Starbucks agronomist Carlos Mario Rodriguez crouches down in a nursery full of coffee plants, inspecting row upon row of bright green seedlings under the azure Costa Rican sky. He has spent the last two decades helping farmers around the world on how to grow high quality, arabica coffee.
This need has become more urgent for the specialty coffee industry as a result of the variables that come with climate change. Farmers and their families, who once expected to have a predictable number of coffee cherries to sell, cannot always rely on that any more.
“Being a coffee farmer is increasingly hard. It’s why I spend my days in the coffee fields helping farmers consider new ways to grow coffee that are more sustainable, long term,” said Rodriguez. “In particular, this hot weather means an increase in coffee rust, a fungus that damages millions of coffee trees around the world, making it harder for farmers to produce high-quality coffee.”
One Tree for Every Bag
Coffee trees that offer rust resistance are at the heart of Starbucks One Tree for Every Bag commitment launched in September, on National Coffee Day. At that time, the company pledged to plant one rust-resistant coffee tree for each bag of packaged coffee purchased in U.S. Starbucks stores through September 2016.

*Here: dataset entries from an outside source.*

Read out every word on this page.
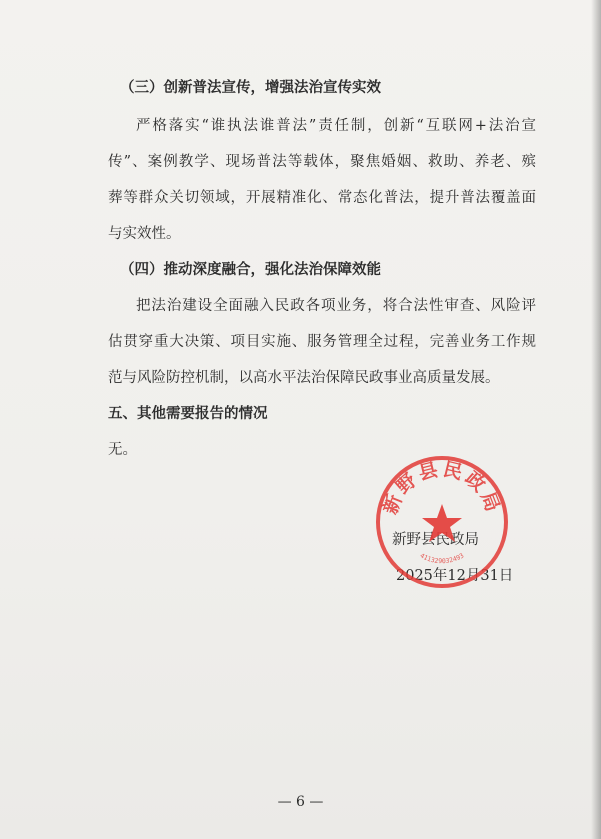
（三）创新普法宣传，增强法治宣传实效
严格落实“谁执法谁普法”责任制，创新“互联网+法治宣
传”、案例教学、现场普法等载体，聚焦婚姻、救助、养老、殡
葬等群众关切领域，开展精准化、常态化普法，提升普法覆盖面
与实效性。
（四）推动深度融合，强化法治保障效能
把法治建设全面融入民政各项业务，将合法性审查、风险评
估贯穿重大决策、项目实施、服务管理全过程，完善业务工作规
范与风险防控机制，以高水平法治保障民政事业高质量发展。
五、其他需要报告的情况
无。
新野县民政局
2025年12月31日
新野县民政局
411329032493
— 6 —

In just the first month of the program, Starbucks customers have purchased one million bags of coffee. Combined with Starbucks initial investment of one million trees, this means that two million coffee trees are already slated to be distributed next harvest to farming communities in Mexico, Guatemala and El Salvador.
But the potential impact is much greater. If the last month is any indication, this program is well on its way to making sure that more than 12 million coffee trees are planted in sourcing regions around the world. This becomes a tangible impact to an industry that relies on millions of farmers and their families to ensure specialty coffee is available for generations to come.
“Our unique ability is to leverage our scale, not only engage our customers in a dialogue about where their coffee comes from, but to adopt a sustainable sourcing strategy that other companies in our industry can be a part of and benefit from as well,” said Craig Russell, executive vice president, Global Coffee for Starbucks.
“Our company really cares about our coffee farmers, the living conditions of their families and the environmental sustainability,” Rodriguez said. “Our open-source strategy is unique, and we are inviting other companies to adopt this model as a way to benefit the global coffee sector.”